« Comment peut-on douter de la responsabilité de l’ensemble des prévenus ? », s’interroge Me Hugues Leroy, avocat de la caisse d’Épargne.

Pour lui, tant l’ancien directeur de l’agence de Vernouillet que Tarik, le courtier occulte de la communauté pakistanaise, et l’ensemble des acheteurs de biens immobiliers, « font bien partie d’une bande organisée à l’origine de cette escroquerie. »

L’avocat évalue le préjudice de la banque à plus de six millions d’euros. « Tous ces biens immobiliers ont été achetés grâce à de faux documents, avec la complicité de l’ancien directeur de la banque et de Tarik, connu dans toute la communauté, pour faciliter l’octroi de prêts. »

Une analyse du dossier partagée par Pomme Durand, procureure de la République. D’emblée, la magistrate place le dossier sur le plan de la solidarité nationale. « Une escroquerie, c’est une bonne affaire qui a rencontré la mauvaise foi », lance la magistrate, en citant le journaliste Alfred Capus.

“Un dossier de tricheurs”

Constatant que les revenus officiels de la plupart des prévenus n’auraient pas pu leur permettre d’accéder à la propriété, la magistrate fait le procès du travail au noir.

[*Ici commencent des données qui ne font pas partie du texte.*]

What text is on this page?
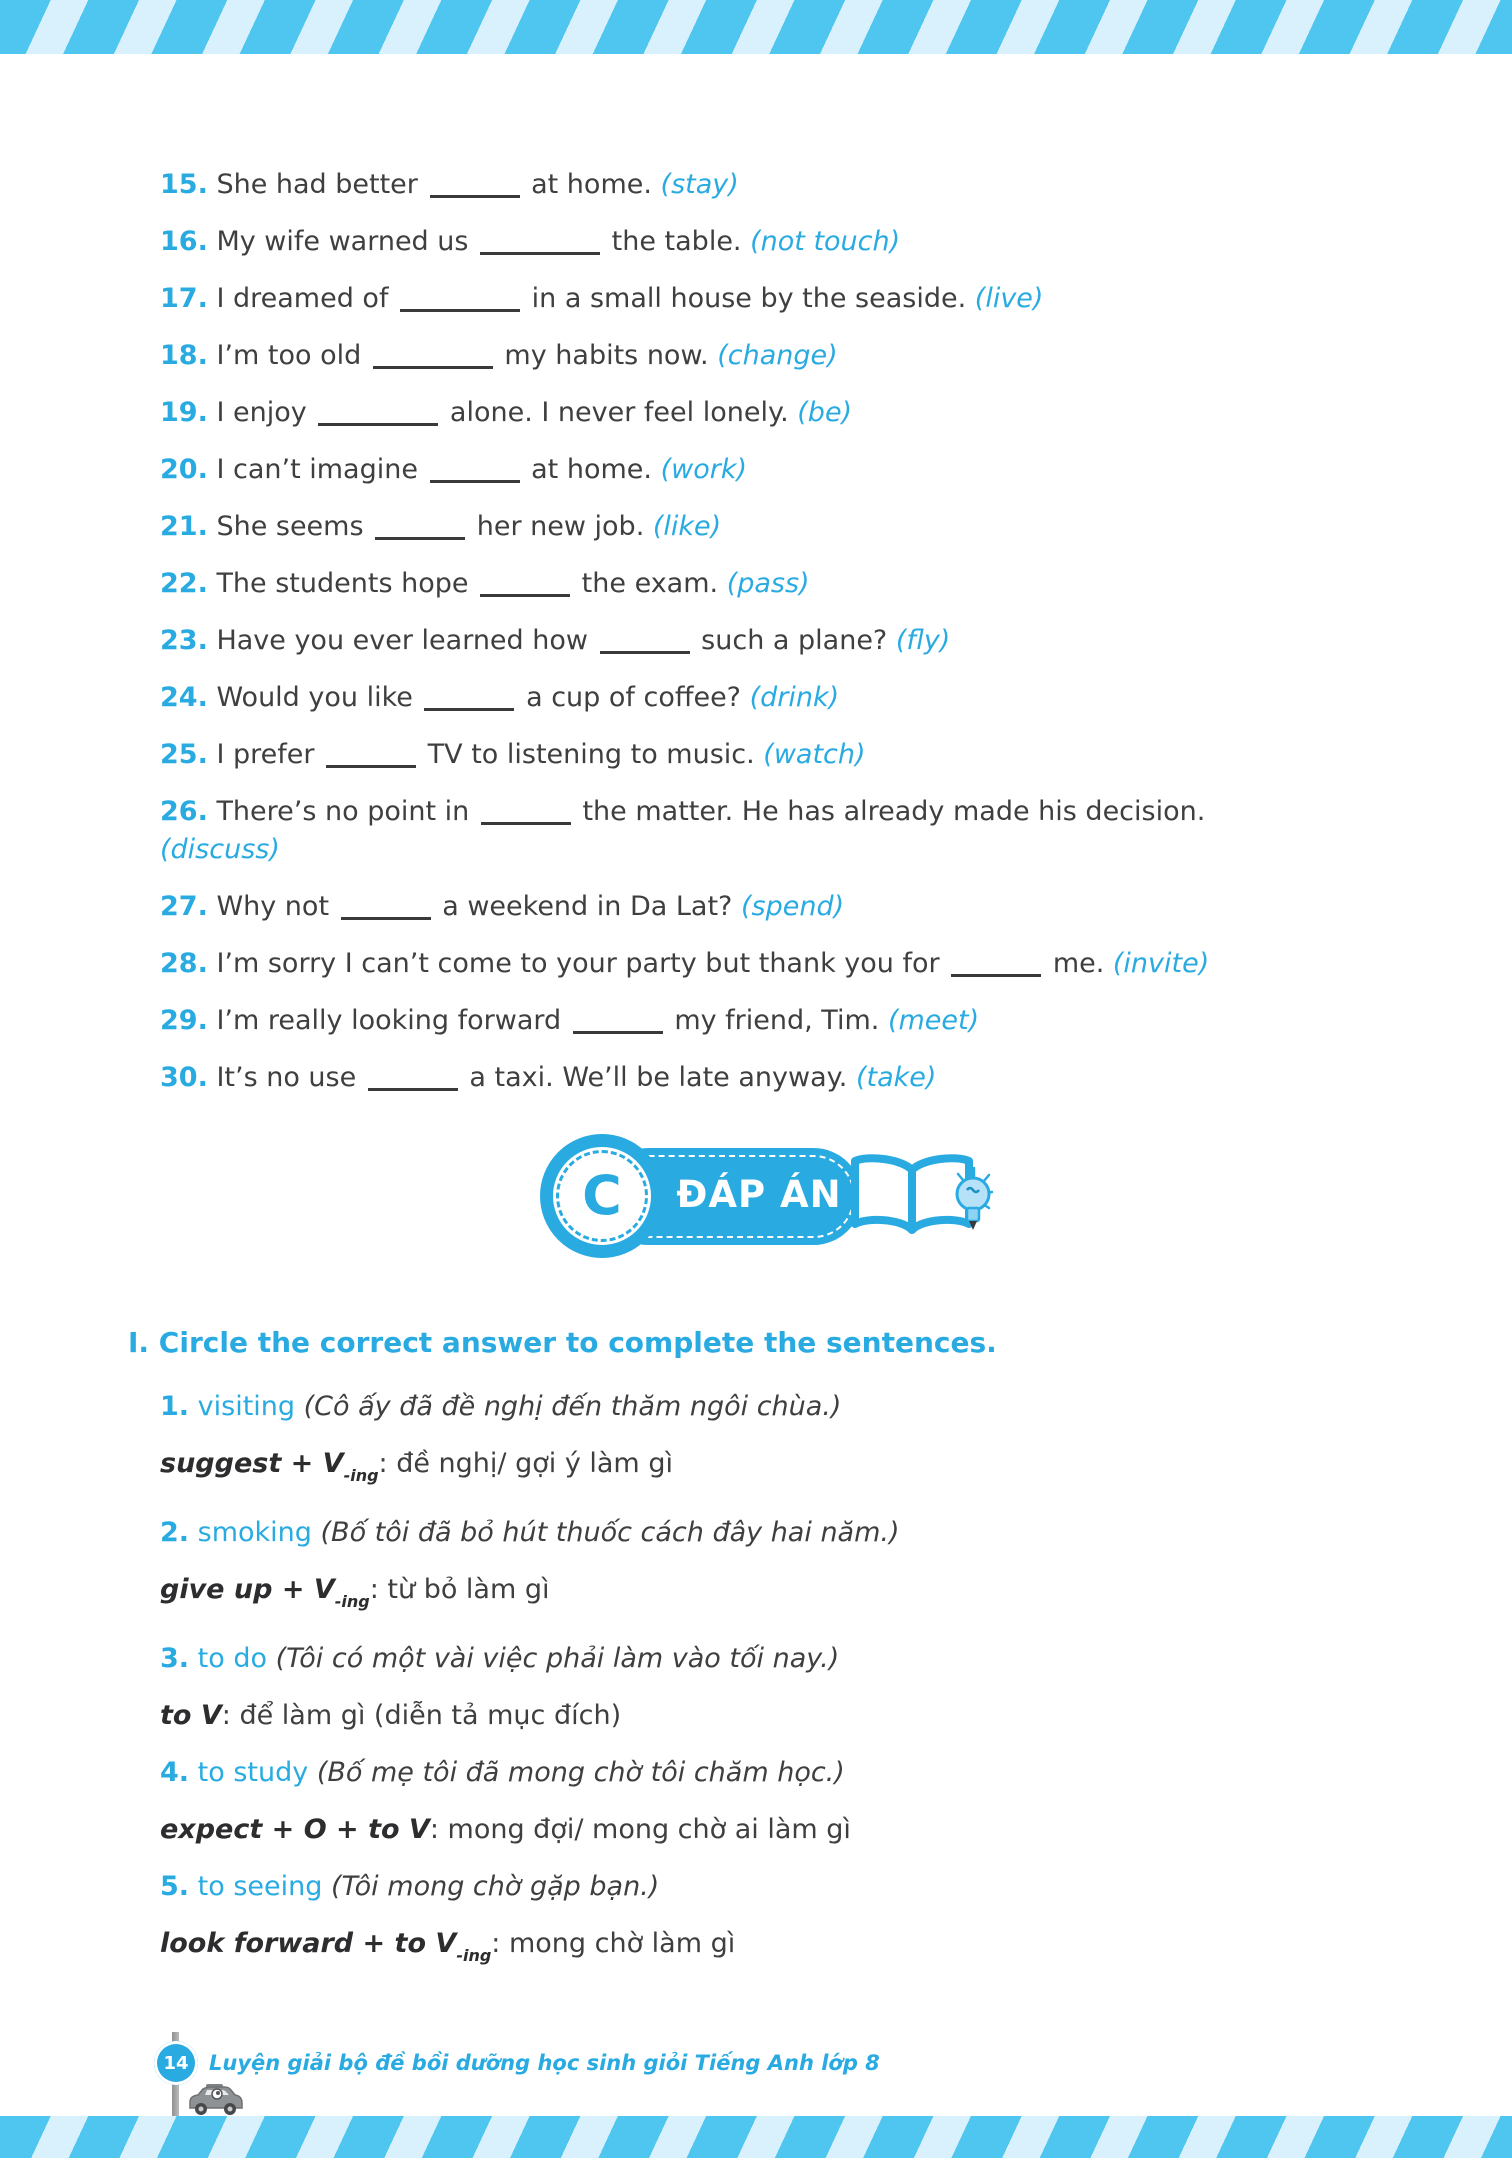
15. She had better	at home. (stay)
16. My wife warned us	the table. (not touch)
17. I dreamed of	in a small house by the seaside. (live)
18. I’m too old	my habits now. (change)
19. I enjoy	alone. I never feel lonely. (be)
20. I can’t imagine	at home. (work)
21. She seems	her new job. (like)
22. The students hope	the exam. (pass)
23. Have you ever learned how	such a plane? (fly)
24. Would you like	a cup of coffee? (drink)
25. I prefer	TV to listening to music. (watch)
26. There’s no point in	the matter. He has already made his decision.
(discuss)
27. Why not	a weekend in Da Lat? (spend)
28. I’m sorry I can’t come to your party but thank you for	me. (invite)
29. I’m really looking forward	my friend, Tim. (meet)
30. It’s no use	a taxi. We’ll be late anyway. (take)
ĐÁP ÁN
C
I. Circle the correct answer to complete the sentences.
1. visiting (Cô ấy đã đề nghị đến thăm ngôi chùa.)
suggest + $V_{-ing}$: đề nghị/ gợi ý làm gì
2. smoking (Bố tôi đã bỏ hút thuốc cách đây hai năm.)
give up + $V_{-ing}$: từ bỏ làm gì
3. to do (Tôi có một vài việc phải làm vào tối nay.)
to V: để làm gì (diễn tả mục đích)
4. to study (Bố mẹ tôi đã mong chờ tôi chăm học.)
expect + O + to V: mong đợi/ mong chờ ai làm gì
5. to seeing (Tôi mong chờ gặp bạn.)
look forward + to $V_{-ing}$: mong chờ làm gì
14 Luyện giải bộ đề bồi dưỡng học sinh giỏi Tiếng Anh lớp 8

« C’est un dossier de tricheurs, un dossier d’escrocs, assure Pomme Durand. Grâce au travail dissimulé, ils ont tout fait pour échapper à l’impôt. Ils se sont affranchis des règles de base pour devenir propriétaires. Les sommes d’argent réunies pour les apports personnels ne sont pas la manifestation de la solidarité pakistanaise. C’est du blanchiment ! »

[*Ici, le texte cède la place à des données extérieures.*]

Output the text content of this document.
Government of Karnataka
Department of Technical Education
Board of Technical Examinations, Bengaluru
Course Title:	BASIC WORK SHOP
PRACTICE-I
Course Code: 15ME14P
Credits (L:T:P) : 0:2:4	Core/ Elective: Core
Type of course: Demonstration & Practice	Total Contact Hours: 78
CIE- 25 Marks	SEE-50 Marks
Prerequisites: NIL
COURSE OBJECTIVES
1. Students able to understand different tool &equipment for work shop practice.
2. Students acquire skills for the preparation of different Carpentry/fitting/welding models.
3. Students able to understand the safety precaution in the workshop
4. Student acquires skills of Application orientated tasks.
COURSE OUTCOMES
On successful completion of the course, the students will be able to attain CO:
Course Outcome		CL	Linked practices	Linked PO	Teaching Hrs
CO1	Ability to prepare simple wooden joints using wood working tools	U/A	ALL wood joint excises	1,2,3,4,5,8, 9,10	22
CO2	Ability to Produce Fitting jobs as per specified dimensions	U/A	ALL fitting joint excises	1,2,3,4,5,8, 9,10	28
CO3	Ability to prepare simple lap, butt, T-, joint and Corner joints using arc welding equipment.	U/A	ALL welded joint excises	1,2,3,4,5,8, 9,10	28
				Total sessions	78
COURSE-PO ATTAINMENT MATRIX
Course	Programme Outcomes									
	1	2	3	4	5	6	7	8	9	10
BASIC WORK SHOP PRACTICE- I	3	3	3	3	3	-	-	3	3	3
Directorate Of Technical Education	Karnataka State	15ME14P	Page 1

La procureure remarque que plusieurs acheteurs ne survivaient officiellement que grâce aux minima sociaux. « Ils n’auraient jamais pu prétendre à un crédit immobilier. Mais Tarik pouvait faire de n’importe qui un propriétaire de biens immobiliers. »

Au tribunal judicaire de Chartres : des faux pour de vrais crédits

Pour Pomme Durand, cette escroquerie ne pouvait pas exister sans la complicité du directeur de l’agence de Vernouillet.
« Il n’a rien vérifié, parce qu’il ne voulait pas vérifier. Ce qui l’importait, c’est d’avoir de nouveaux clients pour développer son agence. »

Pour soutenir la thèse de la culpabilité de l’ancien cadre bancaire, la procureure remarque : « Il a rencontré Tarik au moins à trente-cinq reprises. Il ne lui a jamais demandé ses papiers d’identité. Il ne connaissait même pas son vrai nom. »

Les témoignages de certains des anciens collègues du directeur de l’agence de l’époque sont également cités par la magistrate. « Dans leur ensemble, ils se sont déclarés surpris par les risques inconsidérés pris par leur directeur. »
Pomme Durand réclame dix-huit mois de prison ferme contre l’ancien cadre bancaire, « qui pourront être aménagés sous forme d’une détention à domicile sous surveillance électronique », ainsi que 30.000 € d’amende.

Plaidoiries à venir

Contre Tarik, le courtier occulte, qui a reconnu à la barre avoir fait de faux documents pour permettre aux crédits de passer, la procureure réclame une peine de prison ferme encore plus lourde : trente mois, plus 150.000 € d’amende « et une interdiction du territoire français pendant six ans. »

Pour les acheteurs, elle demande la confiscation des trente-huit maisons acquises grâce aux faux documents. « Elles ont pu être achetées grâce au délit d’escroquerie en bande organisée qui leur est reproché. Il s’agit donc du produit d’une infraction. »

Tribunal judiciaire de Chartres : est-ce le procès de la confiance trahie ?

Comme pour Tarik, le courtier occulte, la procureure demande l’interdiction du territoire français contre les prévenus qui ne possèdent pas la nationalité française.

Après les plaidoiries de la défense, ce jeudi 12 et vendredi 13 mai, le tribunal mettra certainement sa décision en délibéré.